Oireachtas Joint and Select Committees

Wednesday, 20 July 2016

Select Committee on the Future of Healthcare

Future of Health Care: Health Reform Alliance

9:00 am

Ms Cliona Loughnane:

I will address Deputy O'Reilly's question on the structure and vision and whether it is a matter for the Department of Health or the HSE. There was also a question about when the leaflet drop would happen in Ireland. From our perspective, it has been positive to see the remit of this committee include consideration of a universal single tier system. It is a major development in the Irish health policy sector to strive for that position. Until recently, it was seen as a partisan approach to be interested in universal access to health care. We have come a long way already in that there seems be cross-party support for the idea of a universal care system. We are far closer to a leaflet drop than we have ever been in the past.
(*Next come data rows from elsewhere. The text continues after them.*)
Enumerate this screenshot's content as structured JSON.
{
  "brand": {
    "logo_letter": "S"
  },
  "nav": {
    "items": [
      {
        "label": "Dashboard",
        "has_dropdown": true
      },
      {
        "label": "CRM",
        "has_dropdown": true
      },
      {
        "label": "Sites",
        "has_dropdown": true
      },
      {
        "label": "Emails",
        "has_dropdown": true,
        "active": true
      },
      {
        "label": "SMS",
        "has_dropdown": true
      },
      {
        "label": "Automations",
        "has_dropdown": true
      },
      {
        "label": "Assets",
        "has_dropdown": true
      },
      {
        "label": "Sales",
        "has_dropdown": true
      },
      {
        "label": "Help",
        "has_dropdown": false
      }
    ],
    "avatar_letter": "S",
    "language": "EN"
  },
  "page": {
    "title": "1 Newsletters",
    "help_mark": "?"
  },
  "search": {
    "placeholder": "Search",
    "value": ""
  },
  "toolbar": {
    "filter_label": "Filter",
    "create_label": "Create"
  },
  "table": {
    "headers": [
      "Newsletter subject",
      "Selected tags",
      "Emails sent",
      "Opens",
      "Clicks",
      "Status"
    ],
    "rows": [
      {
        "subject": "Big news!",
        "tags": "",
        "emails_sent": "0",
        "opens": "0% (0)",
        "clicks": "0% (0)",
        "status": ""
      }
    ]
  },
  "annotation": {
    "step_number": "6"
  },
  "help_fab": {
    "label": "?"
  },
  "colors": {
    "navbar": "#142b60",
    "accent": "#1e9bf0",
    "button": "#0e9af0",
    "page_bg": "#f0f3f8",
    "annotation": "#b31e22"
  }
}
There was a question about coming up with a vision. It seems to be for the Oireachtas to come up with a vision and then it is to be implemented through the Department of Health and the HSE. Obviously, the Department of Health and the HSE would have a major impact on how that vision is constructed because they are experts in the delivery of care and policy. Ad hocpolicies are emerging all the time throughout the system. There was a news story today about access to medical cards for people in receipt of the domiciliary care allowance. That seems like a good development but all those developments are taking place without a vision. Therefore, the quicker we can have a vision, the quicker we can commit to what we mean by "universal" in the system. We believe this is what the committee needs to take by the horns. It needs to define what we mean by a universal system, what is in and what is out, who is covered and so on. While there is cross-party commitment to universality, what do we mean by universality in the Irish system?

Deputy Harty began a conversation around moving to primary care and integration between services. I imagine committee members will hear this from almost everyone who comes before the committee. That seems to be the solution to many of the issues we have at the moment. As Mr. Gordon noted, one of the main reasons for this is that disease in the 21st century is chronic disease and multi-morbidity is a feature. The system we have is not really set up to care for people in that way. In the 19th or 20th century if a person was lucky enough to get in to hospital, she would have been in hospital for a short period and the come out better, all going well. Instead, now people are living with disease for long periods and they need to be maintained and managed in the community.

Dr. O'Brien pointed out that our budgets are not really set out to cater for that. We have acute hospital budgets and primary care budgets as well as limited social care budgets. We need far more integration of budgets. As Dr. O'Brien said, often the way funding is available will influence how care is delivered. Integration across budgets seems to be a sensible way to do that.

As we outlined in our opening statement, we are keen for the committee to consider the health system in the round. The health system includes home help and the factors that keep people well in the community. There have been ad hocdevelopments, for example, the fair deal scheme. That has been useful to help people get in to nursing homes. However, it seems to have prioritised nursing home care over people getting the support they need to live at home. We need to think about health and social care together, because in the 21st century, health is often related to social care.

Deputy Harty referred to improvements in the HSE and health care delivery. As Mr. Gordon said, sometimes we see improvements in one area only to see problems in other areas. Certainly we accept that moving to the centres of excellence and the development of the models of care across different chronic diseases are appropriate. We are seeing positive developments but they are not available throughout the country. That is the issue.

A stroke survivor living, for example, in north Dublin does not receive the same service as a similar survivor living in Cork. Given that we are moving towards universality in the system, one would expect people to be able to access the same services across the country.

On Deputy Mick Barry's questions about the tax-funded system, I could give him the broad brush stroke answers in terms of economies of scale and the lack of competition. We could also submit considerable evidence from different countries, including the Scandinavian countries which have tax-funded systems and the United Kingdom. We recognise that there are other ways to provide a universal system. For example, social health insurance is another model in which funds are pooled. It appears to be less expensive than private health insurance delivered models. It is said, with respect to taxation-funded models, that social health insurance models can have higher administration costs attached to them and so on, but there is a good deal of evidence that we could provide for the committee.

The ESRI has been charged with undertaking research projects to examine the different models and costings. I am not sure how its timelines meet the committee's, but any evidence the committee could obtain from that process would be very useful. As we discussed, the Irish system is unique. Therefore, evidence from other counties would be useful to a point, but we also have to deal with the situation in Ireland.

I did not expect to be asked a question on the issue of church and State with respect to health reform, but it is an interesting one. In preparing for the meeting and trying to figure out why the Irish system was so unique, one point that popped up was that we seemed to move away from our European neighbours in developing a universal system in 1951 with the introduction of the mother and child scheme. There was controversy in the development of the health system and we have moved along a different path from that followed in other countries, but this is not an issue that has come up in our discussions. The issue of hospital ownership by the church is not one we have faced. It does not appear to be an issue from our point of view and it is not something we have considered.